Officials of the US Department of Justice (DoJ), according to the sources, told President Muhammadu Buhari pointblank during his visit to the US that they would not deal with any third party in the restitution of the funds.

The Attorney-General of the Federation (AGF) and Minister of Justice, Abubakar Malami, had attempted to engage private lawyers who were going to take a cut as “legal fees” — even though they did not play any role in the recovery of the stolen funds traced to the late former military Head of State, General Sani Abacha, who ruled Nigeria from 1993 to 1998.
The recoveries were made in 2014 by President Goodluck Jonathan government and domiciled with the US government — and all the lawyers involved had been paid four per cent of the funds as their fees.

The funds were to be returned to Nigeria on the condition that the federal government would sign a memorandum of understanding (MoU) to avoid the mismanagement associated with recoveries under former President Olusegun Obasanjo.
In 2016, however, Malami went ahead to appoint two Nigerian lawyers again — in a pattern very similar to the $321 million Abacha loot recovered from Luxembourg also in 2014 for which the lawyers he hurriedly engaged were to be paid almost $17 million for doing nothing.
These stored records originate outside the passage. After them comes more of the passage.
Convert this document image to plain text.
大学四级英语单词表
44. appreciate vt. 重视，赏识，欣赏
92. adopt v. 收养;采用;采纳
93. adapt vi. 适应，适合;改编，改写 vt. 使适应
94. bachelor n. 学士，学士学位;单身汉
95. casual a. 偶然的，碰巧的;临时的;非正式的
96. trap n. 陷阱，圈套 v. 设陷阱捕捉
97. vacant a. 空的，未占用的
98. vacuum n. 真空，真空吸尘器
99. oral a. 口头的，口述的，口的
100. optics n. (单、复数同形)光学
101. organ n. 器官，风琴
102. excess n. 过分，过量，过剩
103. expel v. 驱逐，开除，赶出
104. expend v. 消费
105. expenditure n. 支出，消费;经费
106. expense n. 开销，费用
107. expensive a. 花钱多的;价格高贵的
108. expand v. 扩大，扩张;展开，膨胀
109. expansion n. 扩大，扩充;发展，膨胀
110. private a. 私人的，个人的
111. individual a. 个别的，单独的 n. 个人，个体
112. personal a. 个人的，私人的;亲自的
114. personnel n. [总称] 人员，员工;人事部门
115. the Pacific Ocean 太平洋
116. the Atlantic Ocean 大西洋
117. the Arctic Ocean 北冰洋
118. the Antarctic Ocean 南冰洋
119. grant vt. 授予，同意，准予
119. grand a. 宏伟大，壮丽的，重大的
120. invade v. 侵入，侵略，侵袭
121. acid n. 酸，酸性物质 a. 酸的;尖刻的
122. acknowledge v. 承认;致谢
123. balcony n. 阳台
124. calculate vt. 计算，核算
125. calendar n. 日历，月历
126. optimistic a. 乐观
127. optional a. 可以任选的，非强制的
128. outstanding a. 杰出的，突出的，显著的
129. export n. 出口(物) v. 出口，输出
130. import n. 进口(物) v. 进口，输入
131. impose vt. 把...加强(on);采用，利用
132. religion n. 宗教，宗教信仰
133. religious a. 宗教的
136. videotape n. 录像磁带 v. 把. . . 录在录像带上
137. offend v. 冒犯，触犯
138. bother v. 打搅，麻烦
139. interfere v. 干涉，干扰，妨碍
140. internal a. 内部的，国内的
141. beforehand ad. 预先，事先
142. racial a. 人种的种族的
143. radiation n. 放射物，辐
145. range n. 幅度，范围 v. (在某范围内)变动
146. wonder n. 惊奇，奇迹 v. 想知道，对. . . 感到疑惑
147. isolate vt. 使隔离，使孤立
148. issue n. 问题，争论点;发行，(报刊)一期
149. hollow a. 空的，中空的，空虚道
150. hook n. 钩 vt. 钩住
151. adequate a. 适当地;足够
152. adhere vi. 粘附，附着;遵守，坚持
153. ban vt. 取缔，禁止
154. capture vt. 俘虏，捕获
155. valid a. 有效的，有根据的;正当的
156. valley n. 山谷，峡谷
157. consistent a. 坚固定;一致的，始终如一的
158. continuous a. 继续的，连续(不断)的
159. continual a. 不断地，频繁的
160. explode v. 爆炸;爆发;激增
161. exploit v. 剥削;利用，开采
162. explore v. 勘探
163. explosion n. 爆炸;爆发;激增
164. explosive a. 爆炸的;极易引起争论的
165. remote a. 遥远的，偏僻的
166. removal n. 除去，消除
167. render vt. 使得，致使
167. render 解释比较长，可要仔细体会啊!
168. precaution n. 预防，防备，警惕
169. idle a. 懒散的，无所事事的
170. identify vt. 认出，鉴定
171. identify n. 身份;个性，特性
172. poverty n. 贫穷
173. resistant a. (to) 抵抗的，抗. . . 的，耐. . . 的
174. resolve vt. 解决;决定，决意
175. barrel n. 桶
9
In the Switzerland case, Malami appointed Oladipo Okpeseyi, a senior advocate, and Temitope Isaac Adebayo in 2016 apparently to replicate the job already done.
Incidentally, Okpeseyi and Adebayo were lawyers to the Congress for Progressive Change (CPC), the All Progressives Congress (APC) legacy party of which Malami was the legal adviser.
He also proposed to use the same lawyers in the US case, but TheCable understands that the department of justice has consistently refused to entertain them, thereby stalling the return of the money to Nigeria.

America has now promised to return the $500 million but without the involvement of the appointed intermediaries.
The Nigerian Government has also undertaken to spend the money on social protection programmes.
According to documents seen by TheCable, the DoJ initiated a legal action in November 2013 on the request of then attorney-general, Mohammed Bello Adoke, to confiscate assets worth $500 million traced to the Abacha family in France, Jersey and the UK.

Although the funds were not in the US, they fell foul of America’s money laundering laws having passed through the country in one form or the other.
Following a civil forfeiture complaint, the DoJ froze $280 million of Abacha Loot in Jersey, $140 million in France and $40 million in England.
Under US rules, any claimants to the asset were required to file a claim not later than 35 days after direct notice was sent to them or 60 days after the publication of notice.
Neither Mohammed Abacha, son of the late dictator, nor his companies filed any such complaint within the period until it expired.